Sunday, August 16, 2015

Going Back to the Wartime Farm and the Wartime Kitchen and Garden

As I sit and crochet I have been enjoying two series of YouTube Videos related to the home front in Britain during WWII.  I have always been a history buff and as I grow older I have become more interested in how people coped during the difficult days of The Great Depression and WWII.  There are lessons to be learned here that we actually might be called upon to use during some of our darker financial days.

Although, even I can not see myself making a substitute mayonnaise using boiled potato, mustard, salt, vinegar and oil.  If I don't have the egg I think I would rather do without.  I know, heretical.  I also cannot see myself eating steamed nettles in place of other green leafy veg.  Or, the "black bread" made with silage as the raising agent instead of yeast.  Nope.  NOT going to happen.  Even I have limits with food experimentation.

But, I might try the slices of corned beef encased in stiff mashed potato and then covered with a white sauce and baked.  That actually sounds rather good and VERY filling.  I also might try the leek pudding which is basically seasoned chopped leeks encased in pastry and cooked until very golden brown.   Or the baked chocolate cake type pudding sweetened mainly with grated carrot and only a very small amount of the precious sugar ration.  Sounds yummy to me.

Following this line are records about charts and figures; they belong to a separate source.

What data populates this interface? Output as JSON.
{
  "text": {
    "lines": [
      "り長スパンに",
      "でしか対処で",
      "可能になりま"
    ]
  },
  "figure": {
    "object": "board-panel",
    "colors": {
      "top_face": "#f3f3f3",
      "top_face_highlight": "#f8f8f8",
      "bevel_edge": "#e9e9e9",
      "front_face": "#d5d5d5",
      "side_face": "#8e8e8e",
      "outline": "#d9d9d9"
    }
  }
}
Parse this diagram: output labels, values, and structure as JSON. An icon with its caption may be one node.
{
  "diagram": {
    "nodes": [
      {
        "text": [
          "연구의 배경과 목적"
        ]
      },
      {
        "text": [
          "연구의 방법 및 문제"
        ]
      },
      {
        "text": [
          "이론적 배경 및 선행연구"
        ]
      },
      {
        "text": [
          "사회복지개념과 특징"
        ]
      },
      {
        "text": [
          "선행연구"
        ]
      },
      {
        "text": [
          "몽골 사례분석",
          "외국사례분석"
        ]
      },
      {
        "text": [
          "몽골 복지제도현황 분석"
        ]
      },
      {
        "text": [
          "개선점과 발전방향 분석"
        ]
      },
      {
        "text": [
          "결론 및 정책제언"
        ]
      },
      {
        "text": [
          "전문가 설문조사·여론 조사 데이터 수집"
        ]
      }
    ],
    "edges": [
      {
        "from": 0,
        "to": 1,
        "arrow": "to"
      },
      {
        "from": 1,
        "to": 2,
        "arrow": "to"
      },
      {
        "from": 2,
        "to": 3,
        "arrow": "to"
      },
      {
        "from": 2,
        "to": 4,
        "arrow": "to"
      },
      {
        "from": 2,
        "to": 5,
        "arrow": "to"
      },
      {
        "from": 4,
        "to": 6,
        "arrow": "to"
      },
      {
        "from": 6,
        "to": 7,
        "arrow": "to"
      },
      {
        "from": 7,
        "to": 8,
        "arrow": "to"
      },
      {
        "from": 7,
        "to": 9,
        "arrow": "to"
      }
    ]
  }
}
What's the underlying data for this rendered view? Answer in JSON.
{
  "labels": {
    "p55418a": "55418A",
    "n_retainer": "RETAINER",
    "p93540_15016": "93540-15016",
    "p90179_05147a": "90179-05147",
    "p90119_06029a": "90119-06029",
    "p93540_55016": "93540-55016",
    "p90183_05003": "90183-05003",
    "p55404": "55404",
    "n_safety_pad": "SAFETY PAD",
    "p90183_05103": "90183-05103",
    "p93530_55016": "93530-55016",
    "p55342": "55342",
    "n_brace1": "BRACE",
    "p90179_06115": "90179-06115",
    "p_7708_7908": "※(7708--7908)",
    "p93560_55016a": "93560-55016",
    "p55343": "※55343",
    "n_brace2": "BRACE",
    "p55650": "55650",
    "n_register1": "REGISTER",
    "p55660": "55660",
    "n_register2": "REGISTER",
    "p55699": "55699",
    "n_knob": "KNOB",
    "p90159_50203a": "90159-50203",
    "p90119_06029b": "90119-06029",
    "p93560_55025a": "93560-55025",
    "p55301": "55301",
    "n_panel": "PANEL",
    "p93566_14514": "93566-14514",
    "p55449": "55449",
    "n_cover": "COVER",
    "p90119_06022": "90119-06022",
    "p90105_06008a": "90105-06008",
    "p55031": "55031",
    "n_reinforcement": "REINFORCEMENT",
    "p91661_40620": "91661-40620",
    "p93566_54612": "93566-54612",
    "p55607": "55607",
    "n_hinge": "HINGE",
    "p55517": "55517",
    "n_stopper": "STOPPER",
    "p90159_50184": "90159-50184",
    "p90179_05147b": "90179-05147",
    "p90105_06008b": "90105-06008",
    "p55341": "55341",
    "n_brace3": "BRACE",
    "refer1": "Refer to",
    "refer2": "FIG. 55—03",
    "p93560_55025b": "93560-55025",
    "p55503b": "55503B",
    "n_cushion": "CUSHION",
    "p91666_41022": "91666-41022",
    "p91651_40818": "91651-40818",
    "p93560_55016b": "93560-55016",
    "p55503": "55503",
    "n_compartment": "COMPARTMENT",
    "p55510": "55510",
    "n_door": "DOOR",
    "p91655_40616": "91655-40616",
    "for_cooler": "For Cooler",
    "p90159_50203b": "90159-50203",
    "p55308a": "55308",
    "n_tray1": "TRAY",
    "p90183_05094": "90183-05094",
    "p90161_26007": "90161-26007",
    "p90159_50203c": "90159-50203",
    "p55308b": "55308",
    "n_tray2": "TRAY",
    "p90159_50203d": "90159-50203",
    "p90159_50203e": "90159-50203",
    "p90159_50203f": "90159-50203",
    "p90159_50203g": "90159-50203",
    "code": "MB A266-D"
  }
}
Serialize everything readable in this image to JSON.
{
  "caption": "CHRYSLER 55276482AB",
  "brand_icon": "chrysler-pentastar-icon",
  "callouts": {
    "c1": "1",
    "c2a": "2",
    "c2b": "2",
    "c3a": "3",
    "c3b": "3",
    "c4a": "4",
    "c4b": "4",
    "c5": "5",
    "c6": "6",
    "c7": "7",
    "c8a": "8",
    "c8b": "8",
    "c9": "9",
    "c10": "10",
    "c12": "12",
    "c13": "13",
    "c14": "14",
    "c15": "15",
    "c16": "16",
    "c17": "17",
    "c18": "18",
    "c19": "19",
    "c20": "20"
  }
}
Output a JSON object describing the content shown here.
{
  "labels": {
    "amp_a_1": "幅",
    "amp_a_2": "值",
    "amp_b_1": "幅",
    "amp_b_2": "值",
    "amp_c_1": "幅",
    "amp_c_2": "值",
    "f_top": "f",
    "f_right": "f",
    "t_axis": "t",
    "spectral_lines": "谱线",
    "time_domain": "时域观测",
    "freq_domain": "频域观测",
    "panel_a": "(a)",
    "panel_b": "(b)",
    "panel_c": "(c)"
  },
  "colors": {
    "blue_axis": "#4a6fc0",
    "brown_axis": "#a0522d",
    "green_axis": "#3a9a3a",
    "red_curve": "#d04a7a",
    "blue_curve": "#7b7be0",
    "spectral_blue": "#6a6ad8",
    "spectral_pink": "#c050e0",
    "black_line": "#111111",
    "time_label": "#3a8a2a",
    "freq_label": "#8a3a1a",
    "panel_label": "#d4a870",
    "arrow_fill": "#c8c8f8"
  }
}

I was interested to see how people improvised needed machine parts from odd  bits and pieces; made toy airplanes out of tin cans; learned to make clay roof tiles to repair buildings when commercial tile was unavailable; wove baskets from willow locally harvested, and so much more.  This often required learning new skills never before contemplated but necessity gave them no other choice. 

I wonder if I would have the stamina, mental and physical, to get the job done today if required.  One can only hope. 

But, in the spirit of the thing, I am off to work on my mock meat for dinner:  mock Italian sausage patties made from barley flakes cooked in beef broth and seasoned with fennel, garlic, onion, thyme, sage and a pinch of cayenne.  It actually might work.